Two Phase 3 studies are testing the VX-659 triple combo in CF patients 12 and older. One focuses on patients with one F508del mutation in the CFTR gene (the gene that is defective in CF) and one minimal function mutation (NCT03447249), and the other in patients with two copies of the F508del mutation (NCT03460990).
Both trials are fully enrolled, and outcomes are expected to be released by the close of this year.
Two other Phase 3 trials are evaluating the VX-445 triple combination in each of these same groups of patients — two F508del mutations (NCT03525548), and a F508del and minimal function mutation (NCT03525444).
Both these studies are still enrolling eligible patients across the U.S. (two F508 del mutations), and across the U.S. and elsewhere — Canada, Europe and Australia — for those with the two mutation types. Trial data is likely to be made public within the first quarter of next year.

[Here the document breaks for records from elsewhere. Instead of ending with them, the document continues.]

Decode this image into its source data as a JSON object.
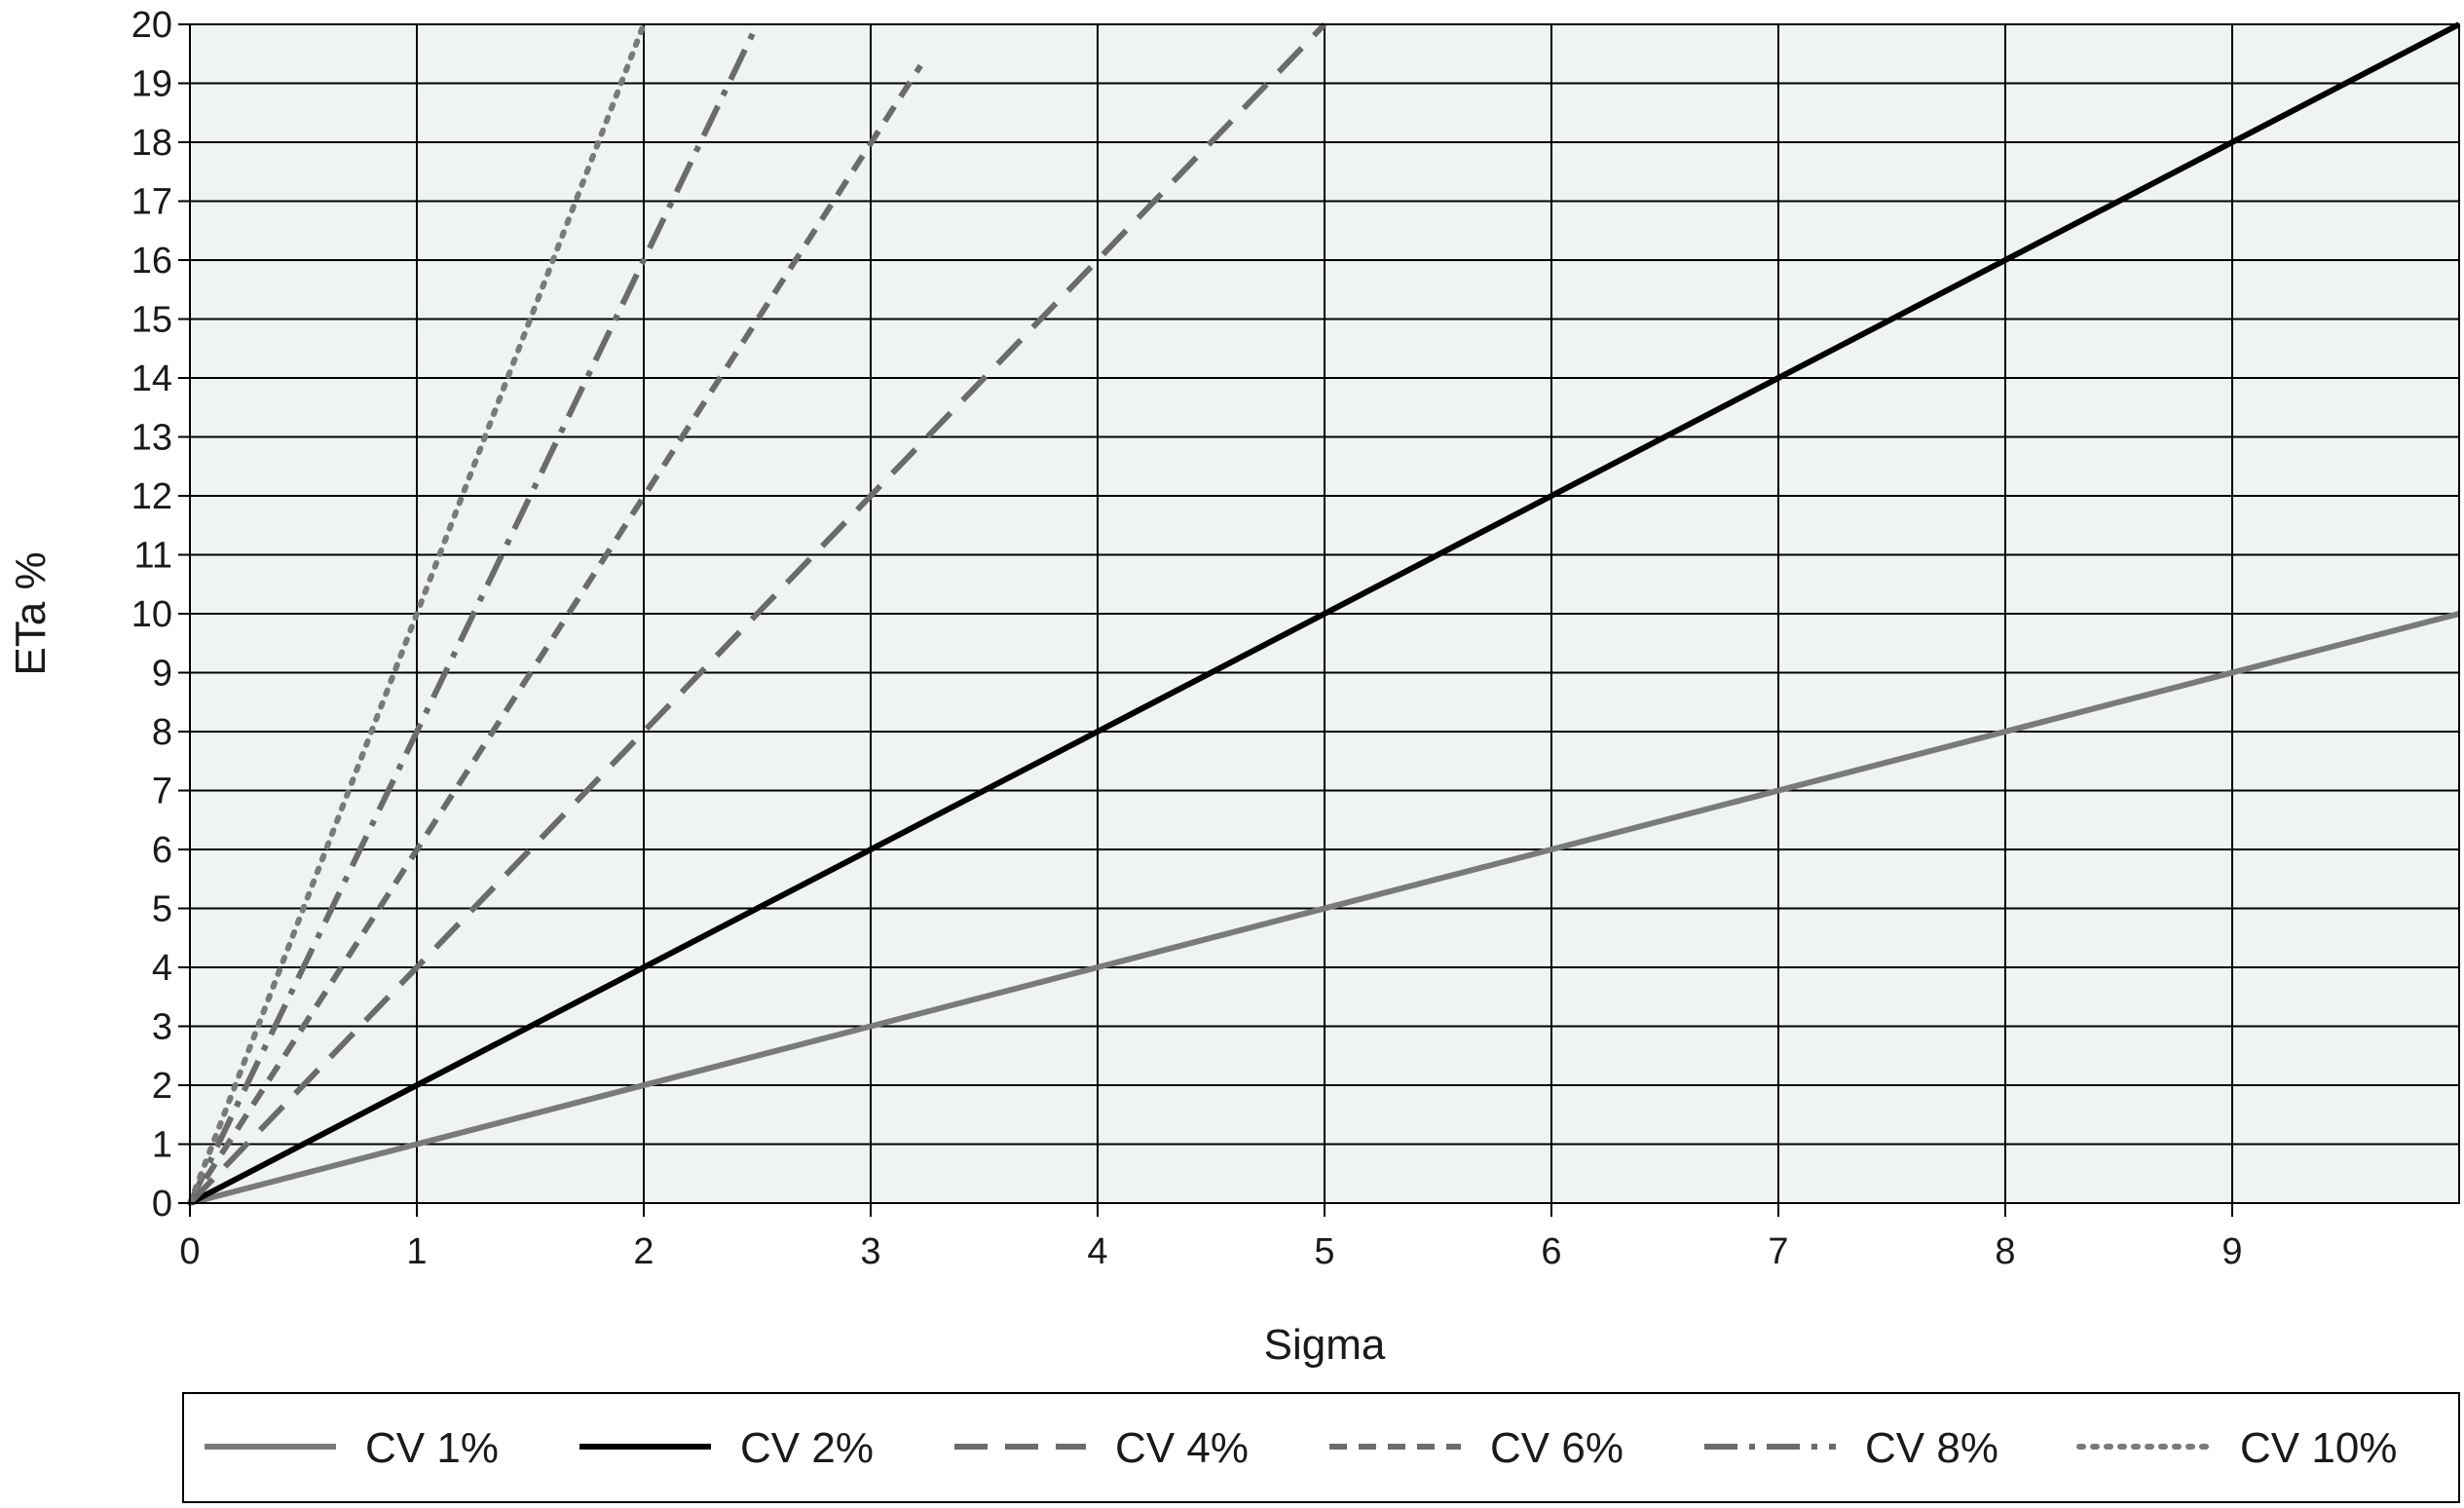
{
  "chart_data": {
    "type": "line",
    "title": "",
    "xlabel": "Sigma",
    "ylabel": "ETa %",
    "xlim": [
      0,
      10
    ],
    "ylim": [
      0,
      20
    ],
    "x_ticks": [
      "0",
      "1",
      "2",
      "3",
      "4",
      "5",
      "6",
      "7",
      "8",
      "9"
    ],
    "y_ticks": [
      "0",
      "1",
      "2",
      "3",
      "4",
      "5",
      "6",
      "7",
      "8",
      "9",
      "10",
      "11",
      "12",
      "13",
      "14",
      "15",
      "16",
      "17",
      "18",
      "19",
      "20"
    ],
    "grid": true,
    "legend_position": "bottom",
    "plot_background": "#eff3f3",
    "series": [
      {
        "name": "CV 1%",
        "color": "#7a7a7a",
        "style": "solid",
        "x": [
          0,
          10
        ],
        "y": [
          0,
          10
        ]
      },
      {
        "name": "CV 2%",
        "color": "#000000",
        "style": "solid",
        "x": [
          0,
          10
        ],
        "y": [
          0,
          20
        ]
      },
      {
        "name": "CV 4%",
        "color": "#6b6b6b",
        "style": "long-dash",
        "x": [
          0,
          5
        ],
        "y": [
          0,
          20
        ]
      },
      {
        "name": "CV 6%",
        "color": "#6b6b6b",
        "style": "short-dash",
        "x": [
          0,
          3.22
        ],
        "y": [
          0,
          19.3
        ]
      },
      {
        "name": "CV 8%",
        "color": "#6b6b6b",
        "style": "dash-dot",
        "x": [
          0,
          2.5
        ],
        "y": [
          0,
          20
        ]
      },
      {
        "name": "CV 10%",
        "color": "#7a7a7a",
        "style": "dotted",
        "x": [
          0,
          2
        ],
        "y": [
          0,
          20
        ]
      }
    ]
  }
}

At the recent 32nd North American Cystic Fibrosis Conference, Vertex presented data from Phase 2 clinical trials in each of these triple combinations, showing they can improve patients’ lung function.
Symdeko treats CF patients with two copies of the F508del mutation in the CFTR gene or with one mutation that responds to its combination — tezacaftor/ivacaftor — and was approved by the FDA for patients 12 and older in February. It is the company’s third FDA-approved treatment, after Kalydeco and Orkambi (lumacaftor/ivacaftor).
In a separate announcement on Thursday, Vertex said that Symdeko — under the brand name Symkevi — was approved in Europe to treat patients with two F508del mutations or one such mutation and one of 14 other minimal function mutations. This double combination was given a positive opinion by the Committee for Medicinal Products for Human Use (CHMP), a branch of the European Medicines Agency, in July.
The company also announced year-to-date revenue totaling $748 million from sales of Kalydeco, $947 million for Orkambi, and $475 million for Symdeco.